Decades of unchecked mass tourism has left Indonesia’s resort of island of Bali – known as the Island of the Gods – with a host of problems including over-development, mountains of trash and pollution. The film follows Balinese youths as they fight to save their unique tropical idyll of ancient temples, terraced rice paddy fields and spectacular surfing beaches before it’s too late.
Over the last 40 years Bali has gone from being a spiritual, low-key holiday destination to an international tourist hot spot. Now it’s stretched to breaking point, with a waste problem that’s out of control.
Since the late 1970’s the number of tourists visiting Bali each year has exploded to well over two and a half million. Combined with the local population, Bali generates thousands of tons of rubbish each day that floats down the rivers and out to the sea, piling up on the world famous Kuta Beach.
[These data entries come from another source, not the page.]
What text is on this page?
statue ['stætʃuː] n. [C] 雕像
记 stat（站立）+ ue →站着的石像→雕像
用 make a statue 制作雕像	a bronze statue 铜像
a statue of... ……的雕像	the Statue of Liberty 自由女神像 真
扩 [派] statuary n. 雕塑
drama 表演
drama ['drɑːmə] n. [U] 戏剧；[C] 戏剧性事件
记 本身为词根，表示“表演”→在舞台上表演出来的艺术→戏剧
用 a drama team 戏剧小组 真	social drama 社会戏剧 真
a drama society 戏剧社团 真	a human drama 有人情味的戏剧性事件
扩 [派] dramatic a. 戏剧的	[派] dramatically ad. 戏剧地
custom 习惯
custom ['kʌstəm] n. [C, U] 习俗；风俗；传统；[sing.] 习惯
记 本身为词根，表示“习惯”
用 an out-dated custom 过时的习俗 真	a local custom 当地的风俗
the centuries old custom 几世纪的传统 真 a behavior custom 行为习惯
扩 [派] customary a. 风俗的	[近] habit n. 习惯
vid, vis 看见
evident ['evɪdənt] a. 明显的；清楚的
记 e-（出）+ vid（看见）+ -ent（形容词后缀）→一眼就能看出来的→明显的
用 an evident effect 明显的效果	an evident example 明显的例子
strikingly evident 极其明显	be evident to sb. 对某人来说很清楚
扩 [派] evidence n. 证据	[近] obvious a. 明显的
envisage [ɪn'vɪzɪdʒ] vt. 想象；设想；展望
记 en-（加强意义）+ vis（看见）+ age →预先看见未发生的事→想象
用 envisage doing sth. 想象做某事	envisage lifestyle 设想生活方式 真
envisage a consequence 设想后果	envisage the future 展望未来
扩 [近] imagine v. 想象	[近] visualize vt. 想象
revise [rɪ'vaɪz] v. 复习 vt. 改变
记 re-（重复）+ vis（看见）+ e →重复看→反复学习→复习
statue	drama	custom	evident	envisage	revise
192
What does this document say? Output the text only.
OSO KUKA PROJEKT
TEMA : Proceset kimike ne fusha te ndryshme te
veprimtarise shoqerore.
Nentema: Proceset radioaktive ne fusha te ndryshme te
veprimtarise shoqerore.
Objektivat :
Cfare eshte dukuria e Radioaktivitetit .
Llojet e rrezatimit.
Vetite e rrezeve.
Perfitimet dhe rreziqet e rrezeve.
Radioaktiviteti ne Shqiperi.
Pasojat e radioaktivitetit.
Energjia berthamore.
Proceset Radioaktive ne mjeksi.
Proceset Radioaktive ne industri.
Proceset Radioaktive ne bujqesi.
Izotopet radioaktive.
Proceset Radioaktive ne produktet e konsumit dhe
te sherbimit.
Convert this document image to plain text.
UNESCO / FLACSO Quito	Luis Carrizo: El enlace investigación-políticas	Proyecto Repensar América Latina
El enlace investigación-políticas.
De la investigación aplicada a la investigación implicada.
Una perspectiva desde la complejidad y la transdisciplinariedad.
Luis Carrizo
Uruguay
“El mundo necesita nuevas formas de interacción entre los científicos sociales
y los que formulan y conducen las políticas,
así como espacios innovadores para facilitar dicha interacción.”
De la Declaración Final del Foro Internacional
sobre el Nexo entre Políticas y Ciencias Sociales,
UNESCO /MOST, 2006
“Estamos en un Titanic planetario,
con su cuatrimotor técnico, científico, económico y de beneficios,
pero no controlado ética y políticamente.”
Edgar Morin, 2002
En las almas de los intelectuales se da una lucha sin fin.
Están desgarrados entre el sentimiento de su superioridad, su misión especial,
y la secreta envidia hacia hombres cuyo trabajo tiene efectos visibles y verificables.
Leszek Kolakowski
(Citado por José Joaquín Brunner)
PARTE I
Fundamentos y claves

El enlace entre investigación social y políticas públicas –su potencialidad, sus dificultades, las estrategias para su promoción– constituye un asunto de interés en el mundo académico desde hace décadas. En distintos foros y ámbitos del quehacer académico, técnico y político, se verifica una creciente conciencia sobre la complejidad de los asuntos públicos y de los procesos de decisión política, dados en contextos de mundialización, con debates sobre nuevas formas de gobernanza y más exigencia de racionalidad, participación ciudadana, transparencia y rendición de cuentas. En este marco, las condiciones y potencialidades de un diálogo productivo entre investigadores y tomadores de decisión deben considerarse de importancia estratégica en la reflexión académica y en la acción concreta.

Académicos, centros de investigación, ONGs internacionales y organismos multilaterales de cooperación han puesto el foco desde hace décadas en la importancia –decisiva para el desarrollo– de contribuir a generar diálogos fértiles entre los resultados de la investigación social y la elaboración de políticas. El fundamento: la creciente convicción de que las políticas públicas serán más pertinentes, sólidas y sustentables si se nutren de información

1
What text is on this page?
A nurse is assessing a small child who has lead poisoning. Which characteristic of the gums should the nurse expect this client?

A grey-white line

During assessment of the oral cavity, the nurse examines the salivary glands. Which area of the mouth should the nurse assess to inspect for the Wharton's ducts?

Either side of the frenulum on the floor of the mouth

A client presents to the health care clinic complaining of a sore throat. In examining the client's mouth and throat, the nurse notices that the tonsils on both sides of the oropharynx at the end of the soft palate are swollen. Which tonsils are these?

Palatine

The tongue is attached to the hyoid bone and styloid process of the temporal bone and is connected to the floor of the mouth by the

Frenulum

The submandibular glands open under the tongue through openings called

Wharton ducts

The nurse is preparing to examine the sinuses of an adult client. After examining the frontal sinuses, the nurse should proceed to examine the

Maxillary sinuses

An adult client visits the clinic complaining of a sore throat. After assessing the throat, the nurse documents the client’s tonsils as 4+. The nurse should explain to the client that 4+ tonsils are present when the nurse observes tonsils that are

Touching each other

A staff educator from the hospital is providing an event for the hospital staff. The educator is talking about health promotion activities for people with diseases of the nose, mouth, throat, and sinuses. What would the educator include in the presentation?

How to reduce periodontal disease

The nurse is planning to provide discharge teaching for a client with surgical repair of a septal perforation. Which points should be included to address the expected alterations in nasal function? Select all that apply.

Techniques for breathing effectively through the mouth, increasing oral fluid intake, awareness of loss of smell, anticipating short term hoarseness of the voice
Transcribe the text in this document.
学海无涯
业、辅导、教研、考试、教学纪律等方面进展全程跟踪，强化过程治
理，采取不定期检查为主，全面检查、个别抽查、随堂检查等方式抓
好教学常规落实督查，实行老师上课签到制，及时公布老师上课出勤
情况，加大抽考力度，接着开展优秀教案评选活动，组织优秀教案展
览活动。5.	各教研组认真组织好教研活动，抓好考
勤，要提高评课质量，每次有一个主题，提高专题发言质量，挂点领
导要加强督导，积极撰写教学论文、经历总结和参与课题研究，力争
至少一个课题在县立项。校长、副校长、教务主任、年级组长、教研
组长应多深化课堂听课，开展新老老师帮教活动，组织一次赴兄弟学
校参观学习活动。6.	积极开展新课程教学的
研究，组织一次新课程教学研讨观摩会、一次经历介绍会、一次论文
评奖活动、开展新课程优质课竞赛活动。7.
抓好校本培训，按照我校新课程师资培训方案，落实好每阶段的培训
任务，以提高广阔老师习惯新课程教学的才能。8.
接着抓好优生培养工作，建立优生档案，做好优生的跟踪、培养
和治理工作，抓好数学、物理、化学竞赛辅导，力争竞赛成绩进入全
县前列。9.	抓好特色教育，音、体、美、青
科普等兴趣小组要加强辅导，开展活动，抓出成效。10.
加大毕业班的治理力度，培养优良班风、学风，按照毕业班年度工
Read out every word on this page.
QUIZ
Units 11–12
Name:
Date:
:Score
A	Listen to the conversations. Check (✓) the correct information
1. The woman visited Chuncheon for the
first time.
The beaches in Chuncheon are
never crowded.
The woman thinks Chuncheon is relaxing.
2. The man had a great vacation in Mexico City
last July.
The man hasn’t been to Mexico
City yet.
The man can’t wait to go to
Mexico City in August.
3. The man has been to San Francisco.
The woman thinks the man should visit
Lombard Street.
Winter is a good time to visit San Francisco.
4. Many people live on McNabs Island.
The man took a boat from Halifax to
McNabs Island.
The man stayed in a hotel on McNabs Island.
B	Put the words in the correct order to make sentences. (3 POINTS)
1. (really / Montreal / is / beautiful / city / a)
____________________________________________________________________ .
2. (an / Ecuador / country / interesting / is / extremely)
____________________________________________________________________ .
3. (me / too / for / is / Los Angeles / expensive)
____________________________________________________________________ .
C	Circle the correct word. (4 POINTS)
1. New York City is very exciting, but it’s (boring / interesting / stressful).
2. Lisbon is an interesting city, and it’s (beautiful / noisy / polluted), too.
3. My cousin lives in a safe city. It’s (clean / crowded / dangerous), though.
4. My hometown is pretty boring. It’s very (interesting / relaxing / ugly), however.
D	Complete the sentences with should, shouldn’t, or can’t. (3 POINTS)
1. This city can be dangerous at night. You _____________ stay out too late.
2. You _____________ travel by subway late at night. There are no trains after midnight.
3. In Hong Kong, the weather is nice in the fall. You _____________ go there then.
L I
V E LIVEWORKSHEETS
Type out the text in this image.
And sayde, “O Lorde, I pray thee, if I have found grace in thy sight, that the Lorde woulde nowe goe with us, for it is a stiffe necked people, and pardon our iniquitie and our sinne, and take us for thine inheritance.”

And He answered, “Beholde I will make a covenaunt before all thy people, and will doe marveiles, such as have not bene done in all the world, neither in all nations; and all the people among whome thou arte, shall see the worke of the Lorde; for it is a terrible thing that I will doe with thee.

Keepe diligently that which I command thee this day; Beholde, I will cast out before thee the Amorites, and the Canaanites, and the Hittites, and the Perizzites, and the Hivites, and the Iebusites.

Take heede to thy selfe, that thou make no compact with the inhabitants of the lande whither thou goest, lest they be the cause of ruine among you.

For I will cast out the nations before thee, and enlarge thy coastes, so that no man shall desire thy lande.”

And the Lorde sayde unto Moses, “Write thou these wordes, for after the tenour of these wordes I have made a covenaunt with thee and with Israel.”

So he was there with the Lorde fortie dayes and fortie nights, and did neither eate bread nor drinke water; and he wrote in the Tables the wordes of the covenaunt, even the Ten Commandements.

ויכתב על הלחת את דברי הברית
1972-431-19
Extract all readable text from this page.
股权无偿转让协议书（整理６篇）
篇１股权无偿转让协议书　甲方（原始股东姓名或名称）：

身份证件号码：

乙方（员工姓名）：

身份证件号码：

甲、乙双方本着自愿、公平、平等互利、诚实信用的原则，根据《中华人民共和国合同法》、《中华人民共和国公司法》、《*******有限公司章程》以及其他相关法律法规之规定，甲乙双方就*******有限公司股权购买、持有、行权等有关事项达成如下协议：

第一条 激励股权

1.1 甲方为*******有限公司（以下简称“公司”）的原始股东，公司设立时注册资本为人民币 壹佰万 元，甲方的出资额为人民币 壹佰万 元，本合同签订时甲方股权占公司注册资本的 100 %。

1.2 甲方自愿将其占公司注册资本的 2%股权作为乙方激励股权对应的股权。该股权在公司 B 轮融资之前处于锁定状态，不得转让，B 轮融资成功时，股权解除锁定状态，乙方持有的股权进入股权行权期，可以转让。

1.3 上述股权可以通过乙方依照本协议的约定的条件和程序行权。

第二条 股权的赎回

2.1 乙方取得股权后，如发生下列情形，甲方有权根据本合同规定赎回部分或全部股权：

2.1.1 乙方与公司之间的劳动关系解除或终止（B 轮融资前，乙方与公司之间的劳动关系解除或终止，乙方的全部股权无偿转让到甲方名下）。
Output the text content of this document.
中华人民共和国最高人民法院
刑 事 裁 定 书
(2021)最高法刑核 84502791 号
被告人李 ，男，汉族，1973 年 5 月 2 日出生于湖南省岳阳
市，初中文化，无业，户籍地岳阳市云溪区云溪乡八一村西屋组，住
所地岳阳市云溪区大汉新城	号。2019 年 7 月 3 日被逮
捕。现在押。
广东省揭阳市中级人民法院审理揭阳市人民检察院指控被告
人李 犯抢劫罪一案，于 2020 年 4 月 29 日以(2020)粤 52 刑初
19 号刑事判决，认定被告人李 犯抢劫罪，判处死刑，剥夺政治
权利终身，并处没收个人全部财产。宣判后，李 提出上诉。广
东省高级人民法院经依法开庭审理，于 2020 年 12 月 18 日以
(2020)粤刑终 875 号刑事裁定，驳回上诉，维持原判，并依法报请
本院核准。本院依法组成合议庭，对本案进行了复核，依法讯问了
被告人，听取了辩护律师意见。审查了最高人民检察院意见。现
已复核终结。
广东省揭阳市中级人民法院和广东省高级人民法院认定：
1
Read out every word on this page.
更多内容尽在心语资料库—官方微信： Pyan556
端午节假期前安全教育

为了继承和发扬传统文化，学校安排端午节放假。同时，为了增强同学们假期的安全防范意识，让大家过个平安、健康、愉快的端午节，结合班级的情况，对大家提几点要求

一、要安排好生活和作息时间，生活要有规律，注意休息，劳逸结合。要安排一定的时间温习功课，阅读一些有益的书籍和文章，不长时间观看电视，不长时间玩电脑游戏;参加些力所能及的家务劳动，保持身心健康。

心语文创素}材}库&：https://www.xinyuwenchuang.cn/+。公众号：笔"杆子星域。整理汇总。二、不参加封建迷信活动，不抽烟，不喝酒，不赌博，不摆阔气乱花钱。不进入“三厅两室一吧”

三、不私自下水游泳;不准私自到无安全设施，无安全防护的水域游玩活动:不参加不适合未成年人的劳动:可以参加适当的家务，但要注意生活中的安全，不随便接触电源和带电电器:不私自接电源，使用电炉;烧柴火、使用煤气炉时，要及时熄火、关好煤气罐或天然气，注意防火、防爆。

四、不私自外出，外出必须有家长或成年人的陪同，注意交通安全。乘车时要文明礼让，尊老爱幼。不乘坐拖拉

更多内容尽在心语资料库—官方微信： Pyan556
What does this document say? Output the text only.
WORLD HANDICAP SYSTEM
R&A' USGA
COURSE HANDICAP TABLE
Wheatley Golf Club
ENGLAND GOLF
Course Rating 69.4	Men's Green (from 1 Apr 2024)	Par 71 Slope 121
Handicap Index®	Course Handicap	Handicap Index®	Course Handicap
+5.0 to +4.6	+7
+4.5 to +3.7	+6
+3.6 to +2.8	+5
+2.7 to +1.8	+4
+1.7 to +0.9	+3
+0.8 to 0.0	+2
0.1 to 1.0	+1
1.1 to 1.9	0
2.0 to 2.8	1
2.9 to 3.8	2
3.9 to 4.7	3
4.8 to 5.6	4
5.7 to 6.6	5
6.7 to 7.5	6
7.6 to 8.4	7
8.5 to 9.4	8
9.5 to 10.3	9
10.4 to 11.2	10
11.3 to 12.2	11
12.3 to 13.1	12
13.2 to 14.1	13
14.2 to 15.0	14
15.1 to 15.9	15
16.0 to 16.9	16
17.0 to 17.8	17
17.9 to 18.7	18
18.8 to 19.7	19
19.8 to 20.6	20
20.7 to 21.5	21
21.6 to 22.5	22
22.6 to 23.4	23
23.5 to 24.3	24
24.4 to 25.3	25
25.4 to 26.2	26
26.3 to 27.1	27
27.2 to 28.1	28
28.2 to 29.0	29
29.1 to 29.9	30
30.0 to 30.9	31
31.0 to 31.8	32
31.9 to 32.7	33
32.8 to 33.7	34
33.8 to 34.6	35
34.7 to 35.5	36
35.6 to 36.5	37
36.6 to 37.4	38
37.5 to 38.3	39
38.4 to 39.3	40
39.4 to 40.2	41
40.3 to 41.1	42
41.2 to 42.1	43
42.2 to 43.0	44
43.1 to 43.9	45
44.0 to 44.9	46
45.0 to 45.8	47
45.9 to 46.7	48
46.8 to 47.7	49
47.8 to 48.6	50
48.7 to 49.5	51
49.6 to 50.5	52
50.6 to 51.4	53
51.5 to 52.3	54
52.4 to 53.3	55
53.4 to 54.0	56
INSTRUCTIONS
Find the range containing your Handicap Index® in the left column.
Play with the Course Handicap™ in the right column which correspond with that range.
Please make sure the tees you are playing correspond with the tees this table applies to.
There’s a growing resistance – particularly among young Bali locals – to this rampant development on the island and tourism at any cost. Yet farmers are still selling their land to developers, fuelling a real estate boom that’s driving prices through the roof. “Tourists are not destroying Bali, the greedy investors are destroying Bali”, says Bali’s governor, Made Pastika. For locals, like surf legend Mega, Bali stands to lose more that just its beautiful natural environment. “If every place is like Kuta with high-rise buildings everywhere then Bali is not like Bali anymore. If that happens it’s like our souls are lost.”